Nelson Musgrave said:


> I have a 65' Tempest with a 67' YT 400 with 670 heads and TH400. I purchased the car a year ago and have been driving it every day since. As far as i know it is stock and now i am having valve train issues so i feel like it is time to rebuild the top end of the motor. So i will be replacing cam, timing gear, lifters,springs, rockers and push rods. I want to drive it on the street 75% of the time and take it to the strip the other 25%. So I am looking for suggestions on cam kits. I was thinking this one https://www.summitracing.com/parts/cca-k51-240-4. Please let me know if this one would be good or should i go smaller on the cam.

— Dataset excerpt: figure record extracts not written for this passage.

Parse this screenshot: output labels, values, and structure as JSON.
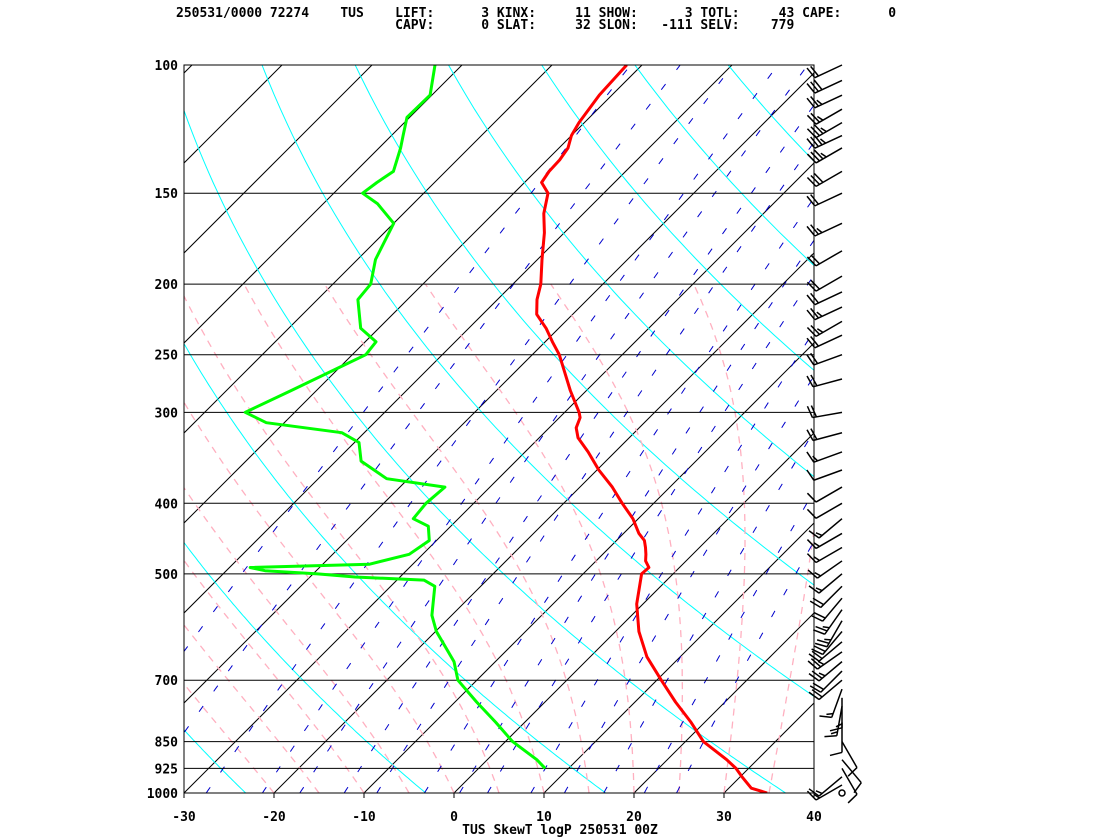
{
  "header": {
    "line1": "250531/0000 72274    TUS    LIFT:      3 KINX:     11 SHOW:      3 TOTL:     43 CAPE:      0",
    "line2": "                            CAPV:      0 SLAT:     32 SLON:   -111 SELV:    779"
  },
  "chart_data": {
    "type": "line",
    "title": "TUS SkewT logP 250531 00Z",
    "xlabel": "",
    "ylabel": "",
    "x_unit": "degC",
    "xlim": [
      -30,
      40
    ],
    "ylim_hPa": [
      1000,
      100
    ],
    "y_scale": "log",
    "skew": true,
    "x_ticks": [
      "-30",
      "-20",
      "-10",
      "0",
      "10",
      "20",
      "30",
      "40"
    ],
    "y_ticks": [
      "100",
      "150",
      "200",
      "250",
      "300",
      "400",
      "500",
      "700",
      "850",
      "925",
      "1000"
    ],
    "y_tick_values": [
      100,
      150,
      200,
      250,
      300,
      400,
      500,
      700,
      850,
      925,
      1000
    ],
    "background_lines": {
      "isotherms": "black",
      "dry_adiabats": "cyan",
      "moist_adiabats": "pink dashed",
      "mixing_ratio": "blue dashed"
    },
    "colors": {
      "temperature": "#ff0000",
      "dewpoint": "#00ff00",
      "isotherm": "#000000",
      "dry_adiabat": "#00ffff",
      "moist_adiabat": "#ffb0c0",
      "mixing_ratio": "#0000cc",
      "barb": "#000000"
    },
    "series": [
      {
        "points": [
          [
            1000,
            34.8
          ],
          [
            985,
            32.5
          ],
          [
            950,
            30.2
          ],
          [
            925,
            28.6
          ],
          [
            900,
            26.6
          ],
          [
            850,
            22.0
          ],
          [
            800,
            18.5
          ],
          [
            750,
            14.5
          ],
          [
            700,
            10.5
          ],
          [
            650,
            6.3
          ],
          [
            600,
            2.6
          ],
          [
            550,
            -0.7
          ],
          [
            500,
            -3.5
          ],
          [
            490,
            -3.4
          ],
          [
            480,
            -4.5
          ],
          [
            470,
            -5.2
          ],
          [
            460,
            -6.0
          ],
          [
            450,
            -6.9
          ],
          [
            440,
            -8.3
          ],
          [
            420,
            -10.6
          ],
          [
            400,
            -13.5
          ],
          [
            380,
            -16.4
          ],
          [
            360,
            -19.8
          ],
          [
            340,
            -23.0
          ],
          [
            325,
            -25.7
          ],
          [
            315,
            -27.0
          ],
          [
            305,
            -27.7
          ],
          [
            300,
            -28.4
          ],
          [
            280,
            -31.8
          ],
          [
            260,
            -35.2
          ],
          [
            250,
            -37.0
          ],
          [
            240,
            -39.2
          ],
          [
            230,
            -41.4
          ],
          [
            220,
            -44.0
          ],
          [
            210,
            -45.6
          ],
          [
            200,
            -46.9
          ],
          [
            185,
            -49.5
          ],
          [
            170,
            -52.2
          ],
          [
            160,
            -54.4
          ],
          [
            150,
            -56.2
          ],
          [
            145,
            -58.1
          ],
          [
            140,
            -58.5
          ],
          [
            135,
            -58.6
          ],
          [
            130,
            -59.0
          ],
          [
            125,
            -60.0
          ],
          [
            120,
            -60.6
          ],
          [
            110,
            -61.4
          ],
          [
            100,
            -61.7
          ]
        ]
      },
      {
        "points": [
          [
            925,
            7.4
          ],
          [
            900,
            5.5
          ],
          [
            850,
            0.8
          ],
          [
            800,
            -3.2
          ],
          [
            750,
            -7.6
          ],
          [
            700,
            -12.1
          ],
          [
            660,
            -14.6
          ],
          [
            600,
            -19.9
          ],
          [
            570,
            -22.2
          ],
          [
            520,
            -25.1
          ],
          [
            510,
            -27.0
          ],
          [
            505,
            -35.0
          ],
          [
            500,
            -39.5
          ],
          [
            495,
            -45.7
          ],
          [
            490,
            -47.7
          ],
          [
            485,
            -34.8
          ],
          [
            470,
            -31.5
          ],
          [
            450,
            -30.8
          ],
          [
            430,
            -32.5
          ],
          [
            420,
            -35.0
          ],
          [
            400,
            -35.3
          ],
          [
            380,
            -35.0
          ],
          [
            370,
            -42.4
          ],
          [
            350,
            -47.2
          ],
          [
            330,
            -49.5
          ],
          [
            320,
            -52.5
          ],
          [
            310,
            -62.0
          ],
          [
            300,
            -65.5
          ],
          [
            280,
            -62.8
          ],
          [
            260,
            -60.0
          ],
          [
            250,
            -58.5
          ],
          [
            240,
            -58.8
          ],
          [
            230,
            -62.0
          ],
          [
            210,
            -65.5
          ],
          [
            200,
            -65.8
          ],
          [
            185,
            -68.0
          ],
          [
            165,
            -70.0
          ],
          [
            155,
            -74.0
          ],
          [
            150,
            -76.8
          ],
          [
            145,
            -76.4
          ],
          [
            140,
            -75.8
          ],
          [
            130,
            -77.6
          ],
          [
            125,
            -78.7
          ],
          [
            118,
            -80.3
          ],
          [
            110,
            -80.2
          ],
          [
            100,
            -83.0
          ]
        ]
      }
    ],
    "wind_barbs_hPa": [
      [
        1000,
        0,
        0
      ],
      [
        975,
        240,
        15
      ],
      [
        950,
        230,
        15
      ],
      [
        925,
        150,
        10
      ],
      [
        900,
        140,
        10
      ],
      [
        850,
        150,
        10
      ],
      [
        800,
        180,
        10
      ],
      [
        760,
        190,
        15
      ],
      [
        740,
        180,
        15
      ],
      [
        720,
        200,
        15
      ],
      [
        700,
        230,
        20
      ],
      [
        680,
        225,
        20
      ],
      [
        660,
        230,
        25
      ],
      [
        640,
        235,
        25
      ],
      [
        620,
        230,
        20
      ],
      [
        600,
        220,
        20
      ],
      [
        580,
        210,
        25
      ],
      [
        560,
        215,
        25
      ],
      [
        540,
        220,
        20
      ],
      [
        520,
        225,
        20
      ],
      [
        500,
        230,
        15
      ],
      [
        480,
        235,
        15
      ],
      [
        460,
        240,
        15
      ],
      [
        440,
        240,
        15
      ],
      [
        420,
        230,
        15
      ],
      [
        400,
        240,
        10
      ],
      [
        380,
        240,
        10
      ],
      [
        360,
        250,
        10
      ],
      [
        340,
        250,
        15
      ],
      [
        320,
        255,
        20
      ],
      [
        300,
        260,
        20
      ],
      [
        270,
        255,
        20
      ],
      [
        250,
        250,
        20
      ],
      [
        235,
        245,
        20
      ],
      [
        225,
        240,
        25
      ],
      [
        215,
        245,
        25
      ],
      [
        205,
        245,
        20
      ],
      [
        195,
        240,
        20
      ],
      [
        180,
        240,
        20
      ],
      [
        165,
        245,
        25
      ],
      [
        150,
        245,
        20
      ],
      [
        140,
        240,
        30
      ],
      [
        130,
        240,
        35
      ],
      [
        125,
        245,
        35
      ],
      [
        120,
        240,
        35
      ],
      [
        115,
        240,
        25
      ],
      [
        110,
        245,
        25
      ],
      [
        105,
        245,
        30
      ],
      [
        100,
        245,
        20
      ]
    ]
  }
}
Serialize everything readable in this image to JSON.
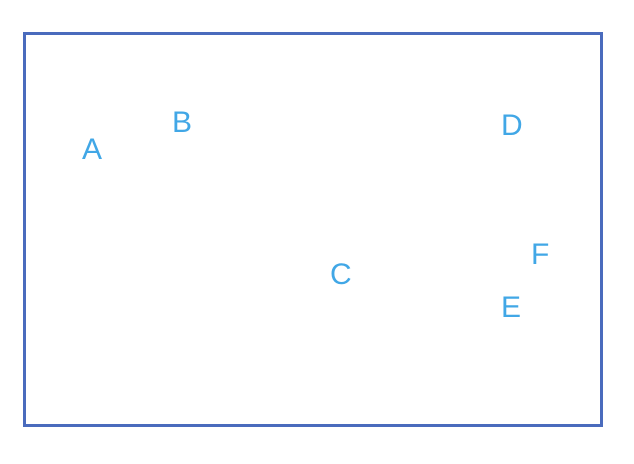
{
  "colors": {
    "frame_border": "#4a6bbd",
    "point_label": "#41a7e6",
    "background": "#ffffff"
  },
  "points": [
    {
      "label": "A"
    },
    {
      "label": "B"
    },
    {
      "label": "C"
    },
    {
      "label": "D"
    },
    {
      "label": "E"
    },
    {
      "label": "F"
    }
  ]
}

look up the the 068 cam specs. that is a good choice. I just purchased one from a pontiac rebuilder on Ebay. fpaul is the name. I got my cam,double roller timing chain, oil pump,valve springs,lifters, studs, poly locks from him. Get on ebay punch in 068 cam and look for him. wealth of info.


----------



## bigD (Jul 21, 2016)

That 292 Magnum cam would be real nasty in a street 400. Definitely NOT a good choice. 

A Summit 2801 would probably be a decent street/strip choice, and about the cheapest thing out there. It's sorta like a higher lift version of the Pontiac 068 cam.

https://www.summitracing.com/parts/sum-2801

Next thing up from that would probably be something like a Lunati 10510312.

http://www.lunatipower.com/Product.aspx?id=1759&gid=278

Then a Summit 2802 is another step up.

https://www.summitracing.com/parts/...-RzGGxietZQw_KF_FlLQq1jbmLPSeP7RoCJdgQAvD_BwE

Here's a Crane & a Howards, in that same neighborhood.

https://www.summitracing.com/parts/...EixRF9nyONKDNg0eySh9VIuf6FmIYCaIaAusEEALw_wcB

https://www.summitracing.com/parts/hrs-410141-12

Bigger cams will give you more top end power, but a rougher idle, and less low end torque & vac.

https://www.crower.com/camshafts/pontiac-287-455-compu-pro-hydraulic-cam-284-hdp.html

https://www.summitracing.com/parts/hrs-410051-14/overview/make/pontiac


----------



## Nelson Musgrave (Aug 8, 2017)

ok thank you for the information!


----------



## Nicholas (Jan 16, 2017)

Not offering advice, but instead, sharing an experience. I recently installed a Lunati Voodoo 262/268 in my '71 GTO with a stock 400 engine. This cam serves my purpose, but I really don't have anything to compare it to. The motor runs well and has adequate power, but I do think it is a little sluggish. Maybe not the cams fault. Good idle and response. About 17-18 inches of vacuum. This cam came highly recommended by a few who I admire and respect their advice. I have no regrets. The cam I removed was also a Lunati. High performance. Thought it was choking the engine. Best wishes with your selection.


----------